In 2012 he presented The Guide to Opera on Classic FM. The show was subsequently nominated for an Arqiva award. In 2013 Evans became a regular presenter on the station. He appeared on the football show Soccer AM in August 2012 and again in August 2013.

In March 2015, Evans appeared in the Sky1 comedy drama Stella. In 2016 he hosted the BBC One Wales programme Search for A* alongside other celebrities Behnaz Akhgar and Omar Hamdi.

On 28 January 2025, Evans apologised for making an "inappropriate and unacceptable" remark at the launch for the 2025 Strictly Live Tour. He announced that he would be taking time out, from both his BBC radio show and the tour, to "prioritise his wellbeing."

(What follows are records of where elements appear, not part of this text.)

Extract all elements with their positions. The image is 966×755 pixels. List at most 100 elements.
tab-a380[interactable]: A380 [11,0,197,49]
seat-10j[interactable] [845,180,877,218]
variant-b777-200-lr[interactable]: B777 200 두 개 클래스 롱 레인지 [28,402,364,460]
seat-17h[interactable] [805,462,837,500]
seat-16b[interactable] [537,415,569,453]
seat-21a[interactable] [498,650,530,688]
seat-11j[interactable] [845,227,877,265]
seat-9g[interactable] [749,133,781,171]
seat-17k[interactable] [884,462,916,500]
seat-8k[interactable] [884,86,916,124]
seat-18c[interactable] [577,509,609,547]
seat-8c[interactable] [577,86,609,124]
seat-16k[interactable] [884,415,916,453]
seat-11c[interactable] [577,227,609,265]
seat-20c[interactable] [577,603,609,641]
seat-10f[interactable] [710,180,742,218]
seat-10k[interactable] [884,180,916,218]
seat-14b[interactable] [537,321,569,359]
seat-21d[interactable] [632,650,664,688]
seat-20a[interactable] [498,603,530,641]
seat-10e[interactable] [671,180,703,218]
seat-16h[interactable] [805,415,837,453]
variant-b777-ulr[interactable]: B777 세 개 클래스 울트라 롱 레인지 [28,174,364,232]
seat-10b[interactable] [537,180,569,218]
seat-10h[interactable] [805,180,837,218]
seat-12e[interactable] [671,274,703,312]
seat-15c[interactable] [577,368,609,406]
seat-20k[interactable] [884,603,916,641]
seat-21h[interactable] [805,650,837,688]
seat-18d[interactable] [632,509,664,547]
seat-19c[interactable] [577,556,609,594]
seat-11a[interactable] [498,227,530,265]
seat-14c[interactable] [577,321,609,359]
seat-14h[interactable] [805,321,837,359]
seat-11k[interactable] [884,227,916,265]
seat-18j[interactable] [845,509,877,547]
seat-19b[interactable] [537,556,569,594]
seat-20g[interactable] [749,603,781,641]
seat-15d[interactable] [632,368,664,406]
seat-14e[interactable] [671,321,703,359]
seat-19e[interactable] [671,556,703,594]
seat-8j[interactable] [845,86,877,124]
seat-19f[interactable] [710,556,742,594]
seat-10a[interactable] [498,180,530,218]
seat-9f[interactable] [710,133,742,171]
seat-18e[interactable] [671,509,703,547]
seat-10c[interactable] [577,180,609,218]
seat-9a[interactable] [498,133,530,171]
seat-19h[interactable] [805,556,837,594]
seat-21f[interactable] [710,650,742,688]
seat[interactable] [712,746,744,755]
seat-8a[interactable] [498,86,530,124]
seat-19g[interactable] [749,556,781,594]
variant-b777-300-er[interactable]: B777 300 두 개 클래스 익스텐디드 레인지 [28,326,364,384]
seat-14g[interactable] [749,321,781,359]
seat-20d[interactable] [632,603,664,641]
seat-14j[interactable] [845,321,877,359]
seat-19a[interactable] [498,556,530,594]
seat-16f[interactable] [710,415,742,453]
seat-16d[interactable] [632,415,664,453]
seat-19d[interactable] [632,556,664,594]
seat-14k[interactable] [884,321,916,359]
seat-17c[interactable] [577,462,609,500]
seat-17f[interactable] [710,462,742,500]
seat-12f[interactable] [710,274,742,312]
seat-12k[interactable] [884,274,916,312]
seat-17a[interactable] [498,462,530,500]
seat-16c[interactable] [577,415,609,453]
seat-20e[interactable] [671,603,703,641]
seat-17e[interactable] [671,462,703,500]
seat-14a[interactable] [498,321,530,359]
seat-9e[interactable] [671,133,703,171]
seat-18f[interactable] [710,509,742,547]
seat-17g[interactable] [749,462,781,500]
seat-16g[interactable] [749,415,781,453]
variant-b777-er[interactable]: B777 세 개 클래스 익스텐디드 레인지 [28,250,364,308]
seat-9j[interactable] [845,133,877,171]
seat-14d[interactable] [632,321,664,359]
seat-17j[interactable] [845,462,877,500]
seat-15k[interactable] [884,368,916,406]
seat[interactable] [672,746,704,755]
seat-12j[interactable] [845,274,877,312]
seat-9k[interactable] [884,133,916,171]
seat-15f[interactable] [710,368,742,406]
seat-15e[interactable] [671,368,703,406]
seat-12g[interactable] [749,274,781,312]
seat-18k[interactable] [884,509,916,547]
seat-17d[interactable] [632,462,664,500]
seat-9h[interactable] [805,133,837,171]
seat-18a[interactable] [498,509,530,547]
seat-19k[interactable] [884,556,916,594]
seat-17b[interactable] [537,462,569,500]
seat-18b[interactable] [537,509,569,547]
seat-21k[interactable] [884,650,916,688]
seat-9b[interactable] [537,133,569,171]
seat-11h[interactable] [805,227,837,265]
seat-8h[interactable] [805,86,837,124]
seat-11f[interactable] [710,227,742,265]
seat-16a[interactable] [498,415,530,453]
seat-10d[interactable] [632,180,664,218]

In May 2025, Evans publicly addressed controversy after accusations of making an inappropriate sexual remark about dancer Janette Manrara during a Strictly Live tour photocall. Evans denied the allegation, explaining that the comment was a misunderstood nickname for fellow contestant Jamie Borthwick and stated he was not misogynistic. Evans also clarified a separate incident, involving a "body language experiment" with dance partner Katya Jones, which was misinterpreted and later apologised for as a joke. Evans expressed regret over the situation and emphasised that he was not the person the accusations portrayed him to be.

== Awards ==
Evans was made a member of the Gorsedd of the Bards of Wales in 2012 and an Honorary Fellow of the University of Wales Trinity Saint David in 2013. He was also made a Member of the Order of Saint John by the Queen in 2008. Evans was awarded the British Empire Medal (BEM) in the 2022 Birthday Honours for services to Music, to Broadcasting and to Charity.

== Personal life ==
Evans is a trustee of the Elizabeth Evans Trust. Evans's mother was Elizabeth Evans MBE, who founded and ran both the Carmarthen Youth Opera and the Lyric Theatre in Carmarthen for 25 years. She died in 2004 and subsequently Evans and his two brothers founded the Trust. A film was later made about her life called Save the Cinema. Evans played a cameo in the film but also made the Behind the Curtain programme about his life for Sky Arts. Evans has two children and is divorced.